Son catalanes que jamás han levantado la voz. Que jamás se han significado en público. Que jamás han dicho nada que pudiera molestar a la casta dominante. Que responden “puta” cuando alguien les dice “España”. Que sostienen que España no es una democracia. Que opinan que el PP es un partido de ultraderecha. Que chillan, hiperventilados, que Ciudadanos es racista por pedir que el nacionalismo deje de toquetear a los niños catalanes. Que callaron cuando les dijeron que sus hijos no podrían estudiar en castellano. Que pagaron con una sonrisa la multa por rotular su negocio en el idioma que se les antojó. Que dieron las gracias cuando vieron a la casta política dominante laminar los derechos de la oposición en el Parlamento los pasados 6 y 7 de septiembre.
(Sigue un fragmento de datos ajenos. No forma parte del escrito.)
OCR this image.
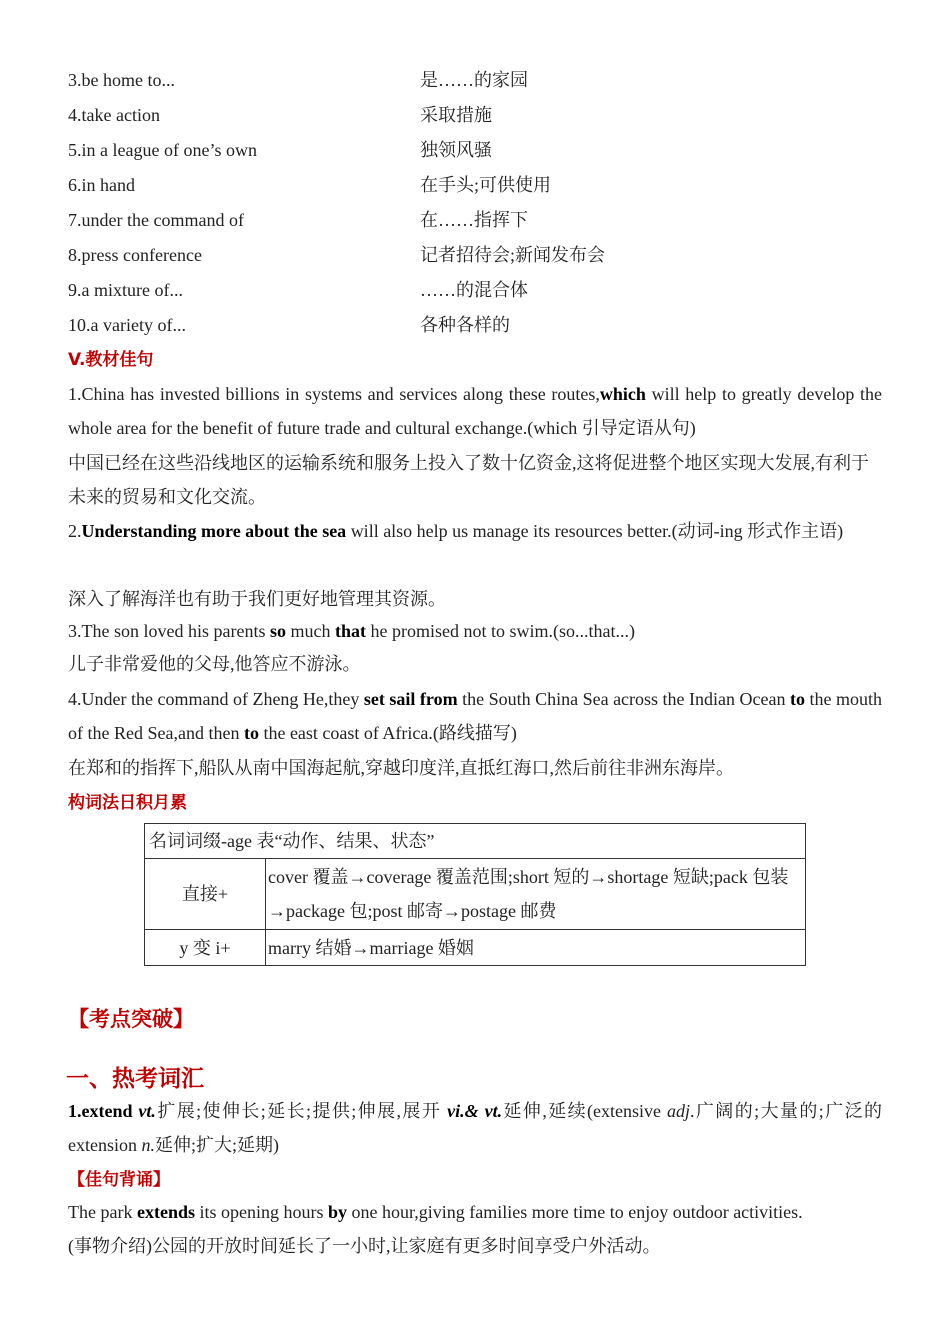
3.be home to...	是……的家园
4.take action	采取措施
5.in a league of one’s own	独领风骚
6.in hand	在手头;可供使用
7.under the command of	在……指挥下
8.press conference	记者招待会;新闻发布会
9.a mixture of...	……的混合体
10.a variety of...	各种各样的
V.教材佳句
1.China has invested billions in systems and services along these routes,which will help to greatly develop the whole area for the benefit of future trade and cultural exchange.(which 引导定语从句)
中国已经在这些沿线地区的运输系统和服务上投入了数十亿资金,这将促进整个地区实现大发展,有利于未来的贸易和文化交流。
2.Understanding more about the sea will also help us manage its resources better.(动词-ing 形式作主语)
深入了解海洋也有助于我们更好地管理其资源。
3.The son loved his parents so much that he promised not to swim.(so...that...)
儿子非常爱他的父母,他答应不游泳。
4.Under the command of Zheng He,they set sail from the South China Sea across the Indian Ocean to the mouth of the Red Sea,and then to the east coast of Africa.(路线描写)
在郑和的指挥下,船队从南中国海起航,穿越印度洋,直抵红海口,然后前往非洲东海岸。
构词法日积月累
名词词缀-age 表“动作、结果、状态”	
直接+	cover 覆盖→coverage 覆盖范围;short 短的→shortage 短缺;pack 包装→package 包;post 邮寄→postage 邮费
y 变 i+	marry 结婚→marriage 婚姻
【考点突破】
一、热考词汇
1.extend vt.扩展;使伸长;延长;提供;伸展,展开 vi.& vt.延伸,延续(extensive adj.广阔的;大量的;广泛的 extension n.延伸;扩大;延期)
【佳句背诵】
The park extends its opening hours by one hour,giving families more time to enjoy outdoor activities.
(事物介绍)公园的开放时间延长了一小时,让家庭有更多时间享受户外活动。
Que ven anticatalanismo hasta en el último titular de la última columna del último diario regional salmantino pero que no se sorprenden cuando ven que en las series de TV3 los únicos personajes que hablan castellano son las putas, los delincuentes y el inmigrante “integrado”. Es decir el sumiso.

Esos catalanes andan ahora intentando convencerse a sí mismos de que en Cataluña no pasa nada. “¡Cómo va a venir alguien de fuera a decirme a mí, que nací en Salamanca y vivo en Barcelona, que en Cataluña existe discriminación!”. Eso lo dicen mientras juzgan a España, a la democracia española, al Estado de derecho, a la Constitución, a los ciudadanos españoles y hasta a la Unión Europea en pleno desde su torre panóptica de marfil de Barcelona.

Nadie negará, eso sí, que han captado el mensaje a la primera. También el Tío Tom lo pilló rápido en la novela de Harriet Beecher Stowe.